Call In the Consultants
The wait is almost over. After all of the excitement and preparation it is almost here. I am not talking about Euro 2012 – although I am excited as any football lover (my money is on the Germans in case you were wondering) - I am referring to auto-enrolment in the UK.
The UK’s preparedness for the change, or more pertinently lack of it, greatly worries me. A recent poll by Jelf Benefits shows just one in three employers is prepared for auto-enrolment.
I have just returned from PLANSPONSOR’s National Conference in Chicago. It was a conference that really brought home just how far behind the UK lags the US in DC pensions provision.
The worst part is the US beats itself up about its perceived lack of investment knowledge among its citizens. It has had DC 401k plans since the 1970s and has lived with auto-enrolment since 1998.
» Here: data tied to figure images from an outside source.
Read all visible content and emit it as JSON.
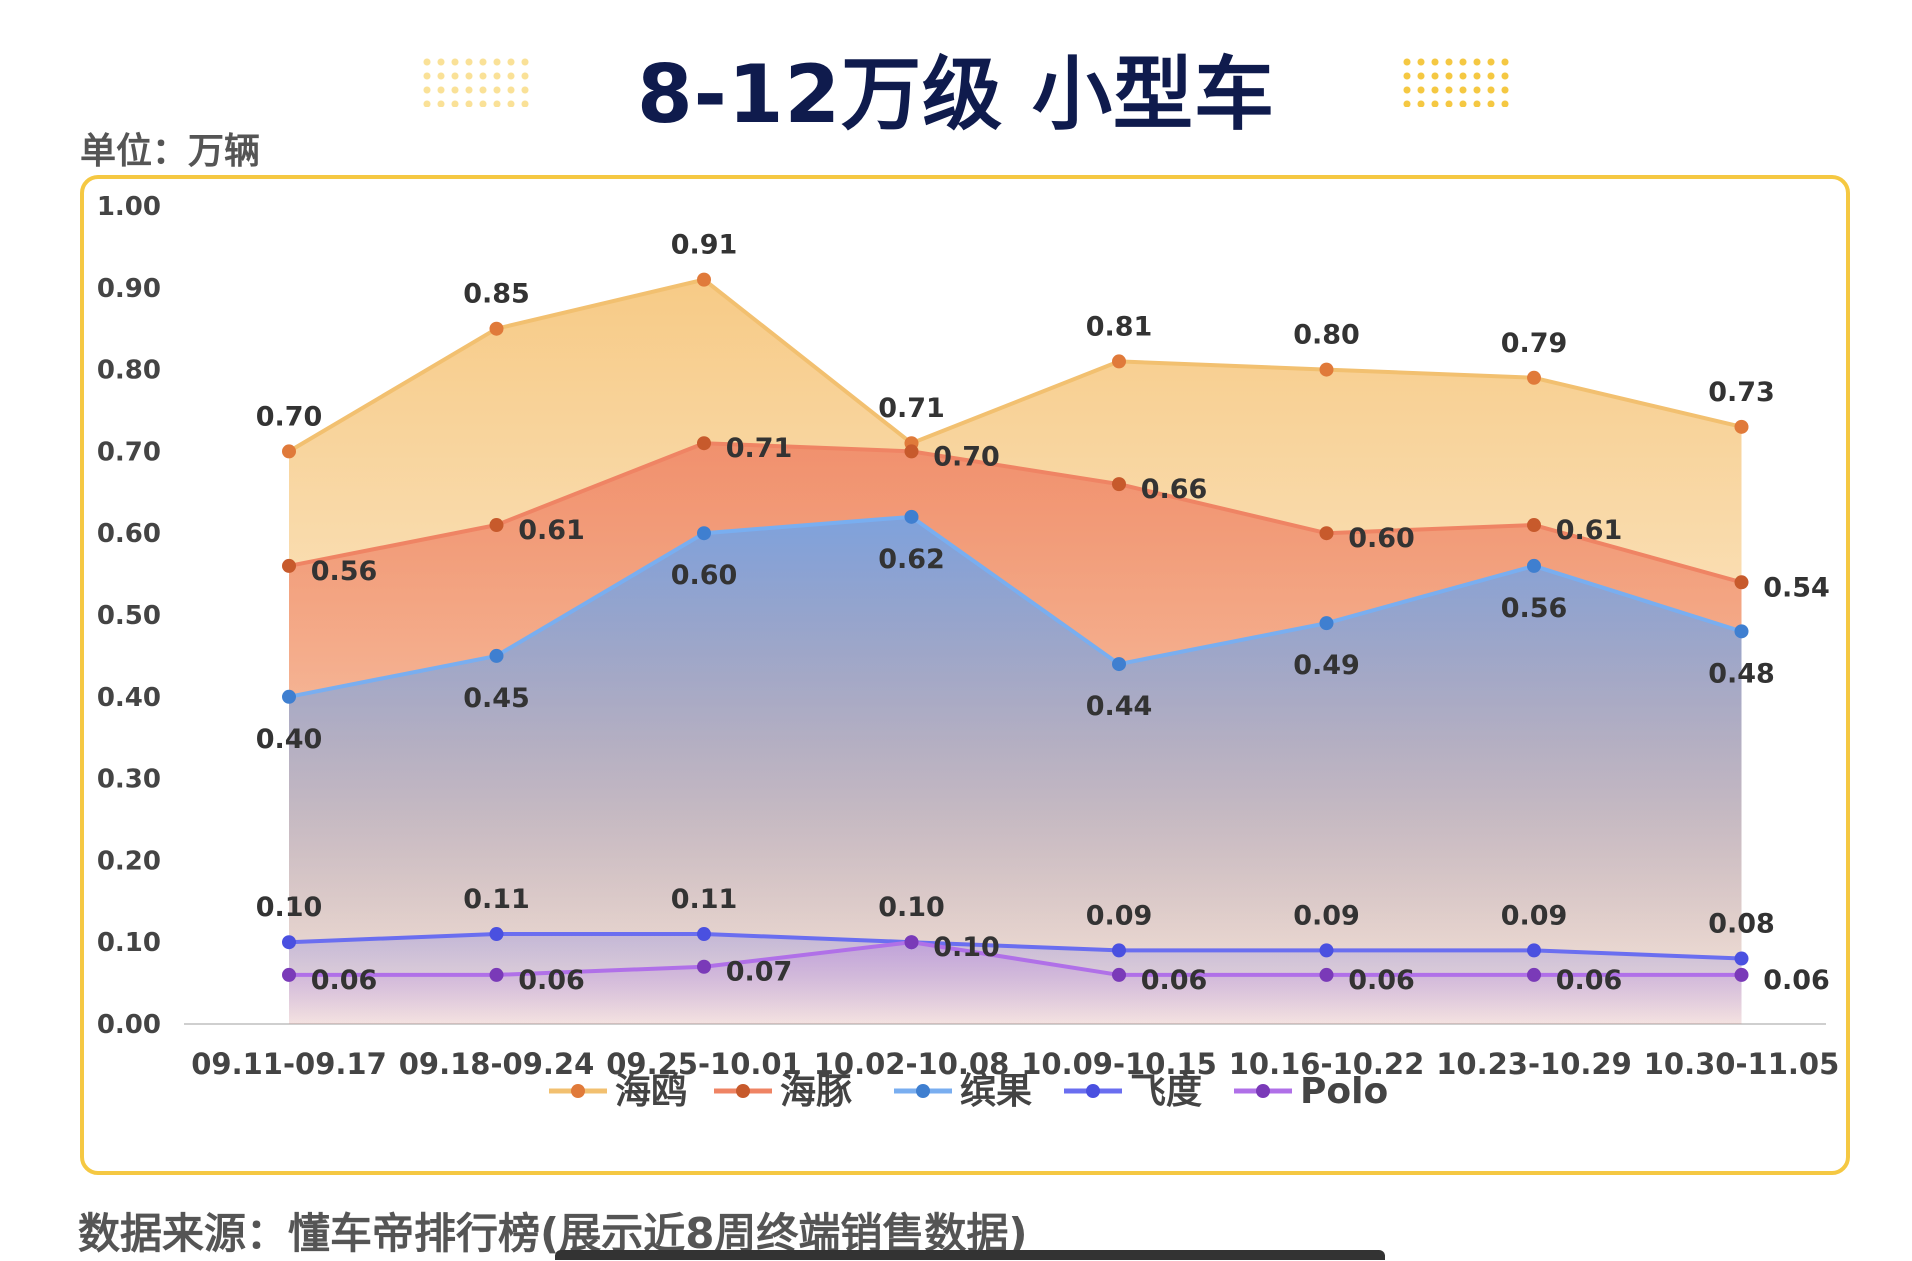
{
  "title": "8-12万级 小型车",
  "unit_label": "单位：万辆",
  "source_label": "数据来源：懂车帝排行榜(展示近8周终端销售数据)",
  "colors": {
    "border": "#f5c842",
    "title": "#0f1b4d"
  },
  "chart_data": {
    "type": "area",
    "categories": [
      "09.11-09.17",
      "09.18-09.24",
      "09.25-10.01",
      "10.02-10.08",
      "10.09-10.15",
      "10.16-10.22",
      "10.23-10.29",
      "10.30-11.05"
    ],
    "ylim": [
      0,
      1
    ],
    "yticks": [
      "0.00",
      "0.10",
      "0.20",
      "0.30",
      "0.40",
      "0.50",
      "0.60",
      "0.70",
      "0.80",
      "0.90",
      "1.00"
    ],
    "grid": false,
    "legend_position": "bottom",
    "series": [
      {
        "name": "海鸥",
        "values": [
          0.7,
          0.85,
          0.91,
          0.71,
          0.81,
          0.8,
          0.79,
          0.73
        ],
        "labels": [
          "0.70",
          "0.85",
          "0.91",
          "0.71",
          "0.81",
          "0.80",
          "0.79",
          "0.73"
        ],
        "line": "#f2c070",
        "fill": "#f4b95e",
        "marker": "#e07a3a"
      },
      {
        "name": "海豚",
        "values": [
          0.56,
          0.61,
          0.71,
          0.7,
          0.66,
          0.6,
          0.61,
          0.54
        ],
        "labels": [
          "0.56",
          "0.61",
          "0.71",
          "0.70",
          "0.66",
          "0.60",
          "0.61",
          "0.54"
        ],
        "line": "#ef8464",
        "fill": "#ee7a5e",
        "marker": "#c75a2c"
      },
      {
        "name": "缤果",
        "values": [
          0.4,
          0.45,
          0.6,
          0.62,
          0.44,
          0.49,
          0.56,
          0.48
        ],
        "labels": [
          "0.40",
          "0.45",
          "0.60",
          "0.62",
          "0.44",
          "0.49",
          "0.56",
          "0.48"
        ],
        "line": "#79aef0",
        "fill": "#6aa3ee",
        "marker": "#3f7fd0"
      },
      {
        "name": "飞度",
        "values": [
          0.1,
          0.11,
          0.11,
          0.1,
          0.09,
          0.09,
          0.09,
          0.08
        ],
        "labels": [
          "0.10",
          "0.11",
          "0.11",
          "0.10",
          "0.09",
          "0.09",
          "0.09",
          "0.08"
        ],
        "line": "#6a6ef0",
        "fill": "#6a6ef0",
        "marker": "#4a50e0"
      },
      {
        "name": "Polo",
        "values": [
          0.06,
          0.06,
          0.07,
          0.1,
          0.06,
          0.06,
          0.06,
          0.06
        ],
        "labels": [
          "0.06",
          "0.06",
          "0.07",
          "0.10",
          "0.06",
          "0.06",
          "0.06",
          "0.06"
        ],
        "line": "#b070e8",
        "fill": "#a65de0",
        "marker": "#7a3ab8"
      }
    ]
  }
}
The conference contained speeches by the superstars of the US pensions industry. Mark Iwry, the top pensions man in US government and reader of PLANSPONSOR magazine no less, gave the opening address and detailed the journey the US has been on in its DC provision over the past three decades or so. There has been a lot of navel gazing and quite frankly this is an industry that is beating itself up over the country’s lack of investment knowledge and regret that it did not involve consultants to provide investment advice right from the get-go to improve pension pots.
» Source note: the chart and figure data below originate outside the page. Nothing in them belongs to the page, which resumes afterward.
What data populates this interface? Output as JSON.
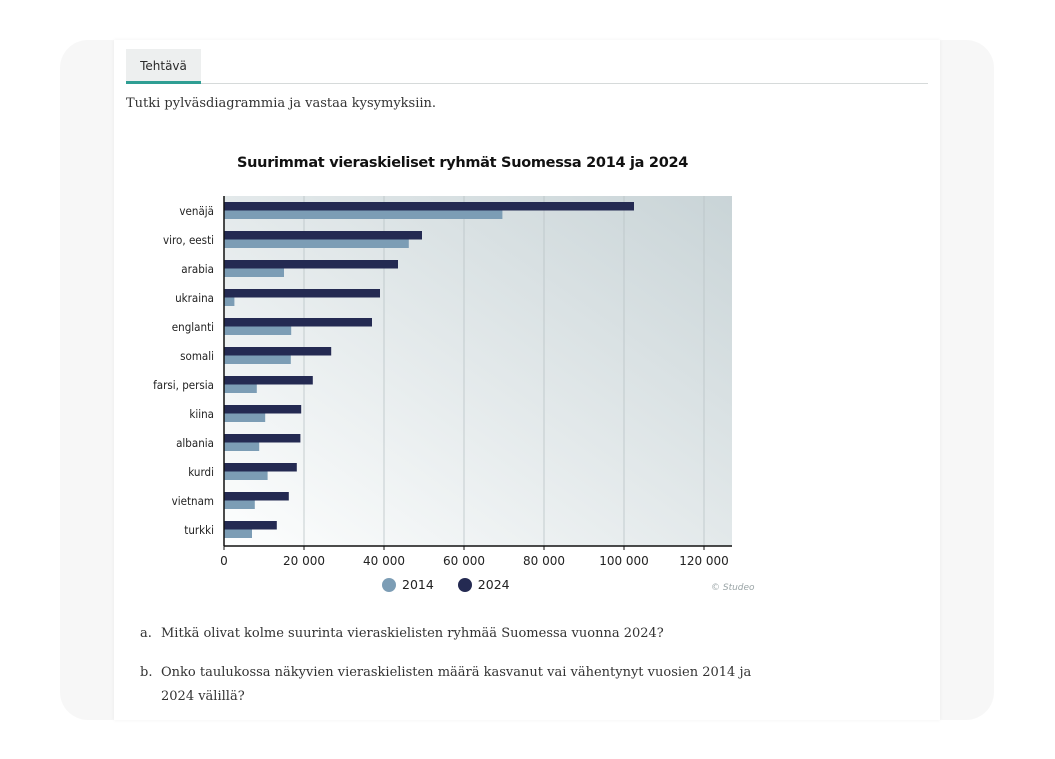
{
  "tab": {
    "label": "Tehtävä"
  },
  "instruction": "Tutki pylväsdiagrammia ja vastaa kysymyksiin.",
  "credit": "© Studeo",
  "questions": [
    {
      "letter": "a.",
      "text": "Mitkä olivat kolme suurinta vieraskielisten ryhmää Suomessa vuonna 2024?"
    },
    {
      "letter": "b.",
      "text": "Onko taulukossa näkyvien vieraskielisten määrä kasvanut vai vähentynyt vuosien 2014 ja 2024 välillä?"
    }
  ],
  "chart_data": {
    "type": "bar",
    "orientation": "horizontal",
    "title": "Suurimmat vieraskieliset ryhmät Suomessa 2014 ja 2024",
    "categories": [
      "venäjä",
      "viro, eesti",
      "arabia",
      "ukraina",
      "englanti",
      "somali",
      "farsi, persia",
      "kiina",
      "albania",
      "kurdi",
      "vietnam",
      "turkki"
    ],
    "series": [
      {
        "name": "2024",
        "color": "#242a52",
        "values": [
          102500,
          49500,
          43500,
          39000,
          37000,
          26800,
          22200,
          19300,
          19100,
          18200,
          16200,
          13200
        ]
      },
      {
        "name": "2014",
        "color": "#7c9db5",
        "values": [
          69600,
          46200,
          15000,
          2600,
          16800,
          16700,
          8200,
          10300,
          8800,
          10900,
          7700,
          7000
        ]
      }
    ],
    "xlim": [
      0,
      127000
    ],
    "xticks": [
      0,
      20000,
      40000,
      60000,
      80000,
      100000,
      120000
    ],
    "xtick_labels": [
      "0",
      "20 000",
      "40 000",
      "60 000",
      "80 000",
      "100 000",
      "120 000"
    ],
    "legend": [
      {
        "label": "2014",
        "color": "#7c9db5"
      },
      {
        "label": "2024",
        "color": "#242a52"
      }
    ],
    "legend_position": "bottom-center",
    "grid": true
  }
}
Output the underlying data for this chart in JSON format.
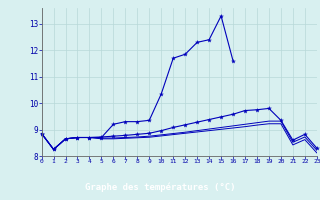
{
  "title": "Graphe des températures (°C)",
  "bg_color": "#cceaea",
  "plot_bg": "#d8f0f0",
  "grid_color": "#b8d8d8",
  "line_color": "#0000bb",
  "bar_color": "#0000aa",
  "text_color": "#0000aa",
  "xlim": [
    0,
    23
  ],
  "ylim": [
    8.0,
    13.6
  ],
  "yticks": [
    8,
    9,
    10,
    11,
    12,
    13
  ],
  "xticks": [
    0,
    1,
    2,
    3,
    4,
    5,
    6,
    7,
    8,
    9,
    10,
    11,
    12,
    13,
    14,
    15,
    16,
    17,
    18,
    19,
    20,
    21,
    22,
    23
  ],
  "s1_x": [
    0,
    1,
    2,
    3,
    4,
    5,
    6,
    7,
    8,
    9,
    10,
    11,
    12,
    13,
    14,
    15,
    16
  ],
  "s1_y": [
    8.85,
    8.25,
    8.65,
    8.7,
    8.7,
    8.7,
    9.2,
    9.3,
    9.3,
    9.35,
    10.35,
    11.7,
    11.85,
    12.3,
    12.4,
    13.3,
    11.6
  ],
  "s2_x": [
    0,
    1,
    2,
    3,
    4,
    5,
    6,
    7,
    8,
    9,
    10,
    11,
    12,
    13,
    14,
    15,
    16,
    17,
    18,
    19,
    20,
    21,
    22,
    23
  ],
  "s2_y": [
    8.85,
    8.25,
    8.65,
    8.7,
    8.7,
    8.72,
    8.75,
    8.78,
    8.82,
    8.86,
    8.96,
    9.08,
    9.18,
    9.28,
    9.38,
    9.48,
    9.58,
    9.72,
    9.75,
    9.8,
    9.35,
    8.6,
    8.82,
    8.3
  ],
  "s3_x": [
    0,
    1,
    2,
    3,
    4,
    5,
    6,
    7,
    8,
    9,
    10,
    11,
    12,
    13,
    14,
    15,
    16,
    17,
    18,
    19,
    20,
    21,
    22,
    23
  ],
  "s3_y": [
    8.85,
    8.25,
    8.65,
    8.7,
    8.7,
    8.68,
    8.68,
    8.7,
    8.72,
    8.75,
    8.8,
    8.85,
    8.9,
    8.96,
    9.02,
    9.08,
    9.14,
    9.2,
    9.26,
    9.32,
    9.32,
    8.52,
    8.72,
    8.22
  ],
  "s4_x": [
    0,
    1,
    2,
    3,
    4,
    5,
    6,
    7,
    8,
    9,
    10,
    11,
    12,
    13,
    14,
    15,
    16,
    17,
    18,
    19,
    20,
    21,
    22,
    23
  ],
  "s4_y": [
    8.85,
    8.25,
    8.65,
    8.7,
    8.7,
    8.65,
    8.65,
    8.67,
    8.69,
    8.71,
    8.76,
    8.81,
    8.86,
    8.91,
    8.96,
    9.01,
    9.06,
    9.11,
    9.17,
    9.22,
    9.22,
    8.42,
    8.62,
    8.12
  ]
}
In the UK, we face the introduction of auto-enrolment where investment knowledge is pretty much non-existent among the people expected to enrol into DC schemes, where people are charged if they want to consolidate their DC pension pots and where most people are likely to opt for the default fund option.
Rather than do anything about this, we throw our hands up into the air and say that we should just improve the default fund option rather than offer proper investment advice or enlist consultancies to help ensure people on DC schemes make informed investment options and do what is right for their future retirement.
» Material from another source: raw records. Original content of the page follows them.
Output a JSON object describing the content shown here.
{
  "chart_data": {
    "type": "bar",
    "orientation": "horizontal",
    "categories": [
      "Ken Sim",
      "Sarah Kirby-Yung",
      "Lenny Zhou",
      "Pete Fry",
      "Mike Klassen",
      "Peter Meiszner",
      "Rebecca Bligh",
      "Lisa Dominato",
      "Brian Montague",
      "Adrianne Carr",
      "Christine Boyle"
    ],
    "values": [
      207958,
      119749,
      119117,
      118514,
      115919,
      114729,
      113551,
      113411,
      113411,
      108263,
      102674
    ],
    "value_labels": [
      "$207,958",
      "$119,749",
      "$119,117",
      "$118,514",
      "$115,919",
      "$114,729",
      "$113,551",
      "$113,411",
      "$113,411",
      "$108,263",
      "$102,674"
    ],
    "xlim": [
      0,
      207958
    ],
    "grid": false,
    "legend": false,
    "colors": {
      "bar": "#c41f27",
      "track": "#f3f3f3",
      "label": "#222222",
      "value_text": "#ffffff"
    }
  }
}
One of the speakers at the Chicago conference gave the example of Kodak’s discovery of digital photography in the 1970s and how this idea was buried as it would harm the company’s huge camera film sales. It was a reminder that the whole point of any pension plan is that it should be run in the interests of the people paying money into pension pots not the industry that seeks to serve it.
To quote one John Lennon: “You may say I’m a dreamer, but I’m not the only one.” I hope one day you’ll join us and we’ll all have an adequate pension to retire on.